Homocysteine transport by human aortic endothelial cells: Identification and properties of import systems

Hyperhomocysteinemia is an independent risk factor for cardiovascular disease. Transport of l-homocysteine into and out of the human vascular endothelium is poorly understood. We hypothesized that cultured human aortic endothelial cells (HAEC) would import l-homocysteine on one or more of the l-cysteine transport systems. Inhibitors of the transporters were used to characterize the uptake of [35S]l-homocysteine, [35S]l-homocystine, and [35S]l-cysteine.
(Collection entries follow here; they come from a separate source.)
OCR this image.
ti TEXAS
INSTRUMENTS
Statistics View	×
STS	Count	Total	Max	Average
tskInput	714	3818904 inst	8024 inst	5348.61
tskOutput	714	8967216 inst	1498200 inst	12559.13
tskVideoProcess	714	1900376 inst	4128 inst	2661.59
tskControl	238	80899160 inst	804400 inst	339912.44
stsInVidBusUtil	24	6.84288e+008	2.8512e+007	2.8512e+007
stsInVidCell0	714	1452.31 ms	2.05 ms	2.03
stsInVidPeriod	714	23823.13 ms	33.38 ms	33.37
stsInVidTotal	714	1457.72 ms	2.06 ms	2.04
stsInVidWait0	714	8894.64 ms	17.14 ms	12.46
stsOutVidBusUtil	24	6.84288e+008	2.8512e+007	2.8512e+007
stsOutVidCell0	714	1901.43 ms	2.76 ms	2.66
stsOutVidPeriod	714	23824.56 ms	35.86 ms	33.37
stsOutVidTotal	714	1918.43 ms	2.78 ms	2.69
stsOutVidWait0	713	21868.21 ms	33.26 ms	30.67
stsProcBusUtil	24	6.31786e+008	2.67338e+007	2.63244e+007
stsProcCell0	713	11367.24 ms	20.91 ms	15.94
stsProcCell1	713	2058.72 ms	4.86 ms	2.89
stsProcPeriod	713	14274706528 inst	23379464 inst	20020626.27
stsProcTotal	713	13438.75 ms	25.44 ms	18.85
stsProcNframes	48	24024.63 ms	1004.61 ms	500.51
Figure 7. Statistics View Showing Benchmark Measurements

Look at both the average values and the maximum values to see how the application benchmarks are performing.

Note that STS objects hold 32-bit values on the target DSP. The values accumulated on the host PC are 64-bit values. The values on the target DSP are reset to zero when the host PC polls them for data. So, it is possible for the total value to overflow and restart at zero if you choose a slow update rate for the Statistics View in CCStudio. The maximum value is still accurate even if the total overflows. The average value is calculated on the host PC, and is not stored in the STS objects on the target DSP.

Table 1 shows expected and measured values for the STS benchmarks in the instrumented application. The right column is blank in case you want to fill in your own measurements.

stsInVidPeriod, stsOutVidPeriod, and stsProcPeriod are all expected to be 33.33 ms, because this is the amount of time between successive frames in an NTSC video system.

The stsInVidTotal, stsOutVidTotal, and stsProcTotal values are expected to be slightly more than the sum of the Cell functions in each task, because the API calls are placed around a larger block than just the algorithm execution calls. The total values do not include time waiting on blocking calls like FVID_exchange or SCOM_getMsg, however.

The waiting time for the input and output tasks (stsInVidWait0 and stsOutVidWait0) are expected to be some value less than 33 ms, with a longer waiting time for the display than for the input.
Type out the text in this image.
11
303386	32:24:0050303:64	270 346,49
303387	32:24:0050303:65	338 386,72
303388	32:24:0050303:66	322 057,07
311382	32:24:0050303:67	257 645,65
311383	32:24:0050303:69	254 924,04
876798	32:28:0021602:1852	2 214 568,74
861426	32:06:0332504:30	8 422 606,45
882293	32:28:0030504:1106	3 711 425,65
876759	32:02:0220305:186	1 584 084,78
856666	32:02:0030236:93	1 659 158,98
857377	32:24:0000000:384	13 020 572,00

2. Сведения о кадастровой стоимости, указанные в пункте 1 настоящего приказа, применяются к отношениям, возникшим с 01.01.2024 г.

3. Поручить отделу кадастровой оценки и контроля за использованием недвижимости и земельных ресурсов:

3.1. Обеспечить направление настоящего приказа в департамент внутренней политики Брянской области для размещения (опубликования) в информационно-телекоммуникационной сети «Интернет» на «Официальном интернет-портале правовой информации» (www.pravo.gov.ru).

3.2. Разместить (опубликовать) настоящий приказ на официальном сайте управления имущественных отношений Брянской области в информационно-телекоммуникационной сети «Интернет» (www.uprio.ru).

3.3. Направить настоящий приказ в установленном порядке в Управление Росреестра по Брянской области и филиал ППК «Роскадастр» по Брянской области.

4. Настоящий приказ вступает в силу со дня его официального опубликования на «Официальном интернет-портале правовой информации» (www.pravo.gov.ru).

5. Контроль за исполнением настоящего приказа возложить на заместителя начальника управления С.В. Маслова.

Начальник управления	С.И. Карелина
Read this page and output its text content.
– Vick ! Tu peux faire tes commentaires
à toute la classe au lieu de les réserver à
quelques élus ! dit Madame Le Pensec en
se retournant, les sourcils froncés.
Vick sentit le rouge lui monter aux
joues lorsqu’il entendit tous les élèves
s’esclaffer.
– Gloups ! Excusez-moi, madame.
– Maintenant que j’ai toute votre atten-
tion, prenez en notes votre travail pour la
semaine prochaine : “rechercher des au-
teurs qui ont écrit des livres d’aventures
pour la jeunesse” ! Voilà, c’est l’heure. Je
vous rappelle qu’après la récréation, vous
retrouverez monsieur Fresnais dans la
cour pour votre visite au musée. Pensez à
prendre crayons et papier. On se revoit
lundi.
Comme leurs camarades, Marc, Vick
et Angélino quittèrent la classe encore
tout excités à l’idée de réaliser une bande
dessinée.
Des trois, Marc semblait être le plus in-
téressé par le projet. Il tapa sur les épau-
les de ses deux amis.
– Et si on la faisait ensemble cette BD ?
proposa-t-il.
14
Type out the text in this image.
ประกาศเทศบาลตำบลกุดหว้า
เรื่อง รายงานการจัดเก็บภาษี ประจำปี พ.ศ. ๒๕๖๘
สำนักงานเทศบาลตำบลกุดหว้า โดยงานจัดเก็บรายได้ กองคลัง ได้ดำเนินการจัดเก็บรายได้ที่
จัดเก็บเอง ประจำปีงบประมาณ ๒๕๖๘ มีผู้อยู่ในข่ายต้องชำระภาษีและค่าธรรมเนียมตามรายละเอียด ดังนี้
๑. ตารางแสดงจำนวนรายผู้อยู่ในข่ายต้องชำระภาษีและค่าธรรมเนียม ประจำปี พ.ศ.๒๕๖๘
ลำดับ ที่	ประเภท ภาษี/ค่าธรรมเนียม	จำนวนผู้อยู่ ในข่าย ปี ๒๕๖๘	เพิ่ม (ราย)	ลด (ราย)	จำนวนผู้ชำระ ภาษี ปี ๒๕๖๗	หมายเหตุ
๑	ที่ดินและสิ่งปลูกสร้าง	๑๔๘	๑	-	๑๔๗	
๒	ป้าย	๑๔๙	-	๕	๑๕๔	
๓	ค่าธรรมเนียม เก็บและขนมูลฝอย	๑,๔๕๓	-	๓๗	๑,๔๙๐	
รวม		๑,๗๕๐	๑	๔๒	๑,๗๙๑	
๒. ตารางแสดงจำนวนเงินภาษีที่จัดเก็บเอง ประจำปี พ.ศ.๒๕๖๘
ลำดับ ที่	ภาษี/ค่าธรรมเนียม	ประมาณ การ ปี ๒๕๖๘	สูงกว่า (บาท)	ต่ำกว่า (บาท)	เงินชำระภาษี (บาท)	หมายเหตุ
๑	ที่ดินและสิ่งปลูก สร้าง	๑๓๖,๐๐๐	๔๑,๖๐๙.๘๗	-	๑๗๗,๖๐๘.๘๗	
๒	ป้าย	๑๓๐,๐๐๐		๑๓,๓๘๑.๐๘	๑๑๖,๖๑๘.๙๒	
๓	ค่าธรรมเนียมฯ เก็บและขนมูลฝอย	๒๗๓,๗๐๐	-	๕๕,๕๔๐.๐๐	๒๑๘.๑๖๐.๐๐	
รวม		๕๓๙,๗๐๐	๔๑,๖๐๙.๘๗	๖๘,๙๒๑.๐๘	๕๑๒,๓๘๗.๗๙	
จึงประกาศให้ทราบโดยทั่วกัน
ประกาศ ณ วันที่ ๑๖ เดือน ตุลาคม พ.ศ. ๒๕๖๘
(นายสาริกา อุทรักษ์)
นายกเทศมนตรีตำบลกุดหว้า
We found that l-homocysteine uptake is mediated by the sodium-dependent cysteine transport systems XAG, ASC, and A, and the sodium-independent transport system L. Thus, HAEC utilize multiple cysteine transporters (XAG ⩾ L > ASC > A) to import l-homocysteine. Kinetic analysis supported the uptake results. Michaelis–Menten constants (Km) for the four systems yielded values of 19.0, 27.1, 112, and 1000 μM for systems L, XAG, ASC, and A, respectively. The binding and uptake of [35S]l-homocystine, the disulfide homodimer of l-homocysteine, was mediated by systems XAG, L, and ASC but not by system A. In contrast to [35S]l-homocysteine, system xc was active for [35S]l-homocystine uptake. A similar pattern was observed for [35S]l-cysteine. Thus, l-homocysteine and l-homocystine found in hyperhomocysteinemic subjects can gain entry into the vascular endothelium by way of multiple l-cysteine transporters.